Dershowitz fraud revisited

I've had some visits from a couple of Engage people supporting the exposed fraud Alan Dershowitz, so here's a reminder of one his greatest works:
In the introduction to The Case for Israel, Professor Alan Dershowitz of Harvard Law School asserts that his account is supported by "facts and figures, some of which will surprise those who get their information from biased sources" (p. 2). Yet, the evidence Dershowitz adduces will surprise no one familiar with the most notorious source of historical bias on the Israeli-Palestinian conflict ever published in the English language. The charts below document Dershowitz's wholesale lifting of source material from Joan Peters's monumental hoax, From Time Immemorial. Dershowitz not only copies Peters shamelessly, but knowingly does so from a book serious scholars have uniformly condemned. (For details on the Peters hoax, see Norman G. Finkelstein, Image and Reality of the Israel-Palestine Conflict, and Yehoshua Porath, "Mrs.

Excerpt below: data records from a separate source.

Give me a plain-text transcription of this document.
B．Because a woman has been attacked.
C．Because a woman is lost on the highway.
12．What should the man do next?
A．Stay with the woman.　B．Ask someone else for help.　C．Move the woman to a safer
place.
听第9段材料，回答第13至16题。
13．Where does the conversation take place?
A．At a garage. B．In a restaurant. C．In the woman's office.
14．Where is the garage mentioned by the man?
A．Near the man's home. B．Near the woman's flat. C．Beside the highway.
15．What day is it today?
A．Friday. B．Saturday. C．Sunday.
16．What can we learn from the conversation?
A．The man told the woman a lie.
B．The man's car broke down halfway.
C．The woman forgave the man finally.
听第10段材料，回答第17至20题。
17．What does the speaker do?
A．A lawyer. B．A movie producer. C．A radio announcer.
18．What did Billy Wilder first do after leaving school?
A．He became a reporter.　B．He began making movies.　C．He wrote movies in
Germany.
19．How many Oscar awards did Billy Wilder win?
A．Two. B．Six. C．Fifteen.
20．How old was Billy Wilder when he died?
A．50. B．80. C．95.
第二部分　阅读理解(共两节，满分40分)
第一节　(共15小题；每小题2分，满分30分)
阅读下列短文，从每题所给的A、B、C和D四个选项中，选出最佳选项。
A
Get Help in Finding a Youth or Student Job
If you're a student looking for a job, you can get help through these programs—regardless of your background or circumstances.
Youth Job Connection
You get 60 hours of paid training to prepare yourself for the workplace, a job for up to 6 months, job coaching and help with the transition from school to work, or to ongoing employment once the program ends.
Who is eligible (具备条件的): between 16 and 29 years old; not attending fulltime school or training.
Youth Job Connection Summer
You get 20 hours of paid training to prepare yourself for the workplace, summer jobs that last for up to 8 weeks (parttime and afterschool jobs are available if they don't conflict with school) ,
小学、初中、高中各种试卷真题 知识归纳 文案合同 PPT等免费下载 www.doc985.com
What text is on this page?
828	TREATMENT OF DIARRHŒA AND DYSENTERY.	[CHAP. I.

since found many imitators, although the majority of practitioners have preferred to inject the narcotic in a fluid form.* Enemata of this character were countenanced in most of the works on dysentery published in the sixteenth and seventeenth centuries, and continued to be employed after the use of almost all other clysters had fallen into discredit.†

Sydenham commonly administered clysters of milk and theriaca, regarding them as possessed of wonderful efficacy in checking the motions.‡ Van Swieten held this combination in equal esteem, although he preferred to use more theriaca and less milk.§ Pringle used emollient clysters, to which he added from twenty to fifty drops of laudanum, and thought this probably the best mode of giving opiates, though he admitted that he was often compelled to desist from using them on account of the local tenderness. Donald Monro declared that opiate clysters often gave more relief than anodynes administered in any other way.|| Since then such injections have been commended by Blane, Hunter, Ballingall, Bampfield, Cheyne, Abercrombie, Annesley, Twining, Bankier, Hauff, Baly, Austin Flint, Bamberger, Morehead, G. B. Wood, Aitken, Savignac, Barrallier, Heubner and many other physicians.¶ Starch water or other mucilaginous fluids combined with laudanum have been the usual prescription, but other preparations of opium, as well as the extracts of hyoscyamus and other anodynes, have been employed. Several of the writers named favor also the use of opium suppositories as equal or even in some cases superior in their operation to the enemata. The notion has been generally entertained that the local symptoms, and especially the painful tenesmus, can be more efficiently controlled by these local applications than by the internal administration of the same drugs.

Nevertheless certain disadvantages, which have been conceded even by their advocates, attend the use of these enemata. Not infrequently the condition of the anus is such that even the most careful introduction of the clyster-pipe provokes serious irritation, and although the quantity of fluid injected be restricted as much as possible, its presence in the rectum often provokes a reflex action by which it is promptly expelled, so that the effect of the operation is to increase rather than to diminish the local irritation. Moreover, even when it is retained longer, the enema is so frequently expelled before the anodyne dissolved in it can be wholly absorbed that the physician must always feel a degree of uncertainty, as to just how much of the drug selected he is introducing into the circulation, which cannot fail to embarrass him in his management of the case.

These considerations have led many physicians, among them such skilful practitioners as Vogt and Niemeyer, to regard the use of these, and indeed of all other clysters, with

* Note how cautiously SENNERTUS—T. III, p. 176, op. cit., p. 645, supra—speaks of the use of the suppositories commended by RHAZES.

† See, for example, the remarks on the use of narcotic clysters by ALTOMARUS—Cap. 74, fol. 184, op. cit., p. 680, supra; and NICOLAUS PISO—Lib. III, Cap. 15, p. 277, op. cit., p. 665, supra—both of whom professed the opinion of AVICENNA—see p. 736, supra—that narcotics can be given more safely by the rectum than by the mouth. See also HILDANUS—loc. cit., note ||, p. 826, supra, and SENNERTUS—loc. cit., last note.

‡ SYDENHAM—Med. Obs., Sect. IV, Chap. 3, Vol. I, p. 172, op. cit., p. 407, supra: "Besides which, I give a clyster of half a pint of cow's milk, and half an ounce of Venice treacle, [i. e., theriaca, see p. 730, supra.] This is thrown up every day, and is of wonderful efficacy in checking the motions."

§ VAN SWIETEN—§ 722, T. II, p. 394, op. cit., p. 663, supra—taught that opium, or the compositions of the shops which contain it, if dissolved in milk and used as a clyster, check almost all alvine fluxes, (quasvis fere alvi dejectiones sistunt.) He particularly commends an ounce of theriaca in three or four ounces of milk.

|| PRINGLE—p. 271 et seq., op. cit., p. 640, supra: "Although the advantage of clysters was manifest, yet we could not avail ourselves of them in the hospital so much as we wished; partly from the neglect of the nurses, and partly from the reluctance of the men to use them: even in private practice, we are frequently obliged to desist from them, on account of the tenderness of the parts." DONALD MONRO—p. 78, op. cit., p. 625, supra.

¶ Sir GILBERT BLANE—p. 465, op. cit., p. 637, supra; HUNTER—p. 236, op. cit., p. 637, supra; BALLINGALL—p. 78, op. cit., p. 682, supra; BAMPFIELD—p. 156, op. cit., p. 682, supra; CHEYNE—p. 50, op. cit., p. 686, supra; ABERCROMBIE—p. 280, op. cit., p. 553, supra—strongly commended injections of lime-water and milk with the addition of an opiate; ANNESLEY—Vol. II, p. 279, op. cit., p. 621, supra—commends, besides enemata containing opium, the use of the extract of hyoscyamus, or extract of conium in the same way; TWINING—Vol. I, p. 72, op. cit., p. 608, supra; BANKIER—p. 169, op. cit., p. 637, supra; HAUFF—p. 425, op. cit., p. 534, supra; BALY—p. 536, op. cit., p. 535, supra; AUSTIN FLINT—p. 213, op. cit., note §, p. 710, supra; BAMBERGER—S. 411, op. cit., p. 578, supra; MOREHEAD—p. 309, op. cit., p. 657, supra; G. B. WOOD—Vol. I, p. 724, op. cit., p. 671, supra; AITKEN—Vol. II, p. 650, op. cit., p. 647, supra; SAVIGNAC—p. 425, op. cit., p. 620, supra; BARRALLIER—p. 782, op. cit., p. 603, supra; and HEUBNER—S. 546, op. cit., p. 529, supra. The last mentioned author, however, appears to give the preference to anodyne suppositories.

Peters's Palestine," The New York Review of Books, 16 January 1986.) He is effectively no different from a professor lifting sources wholesale from a leading Holocaust revisionist in a book on the Holocaust. On a note both humorous and pathetic, Peters, in From Time Immemorial and claiming to be inspired by George Orwell, coins the term "turnspeak" to signal the inversion of reality (pp. 173, 402). Dershowitz, apparently confounded by his massive borrowings from Peters, credits the term "turnspeak" to Orwell, accusing critics of Israel of "deliberately using George Orwell's 'turnspeak'" (p. 57) and "Orwellian turnspeak" (p. 153). Is this scandalous scholarship, or is it plagiarism, or is it both?

Norman G. Finkelstein
Apparently his status as a Harvard face and the praise he has received from his fellow zionists in the American media and the Israeli government means that he must be a man of the highest integrity.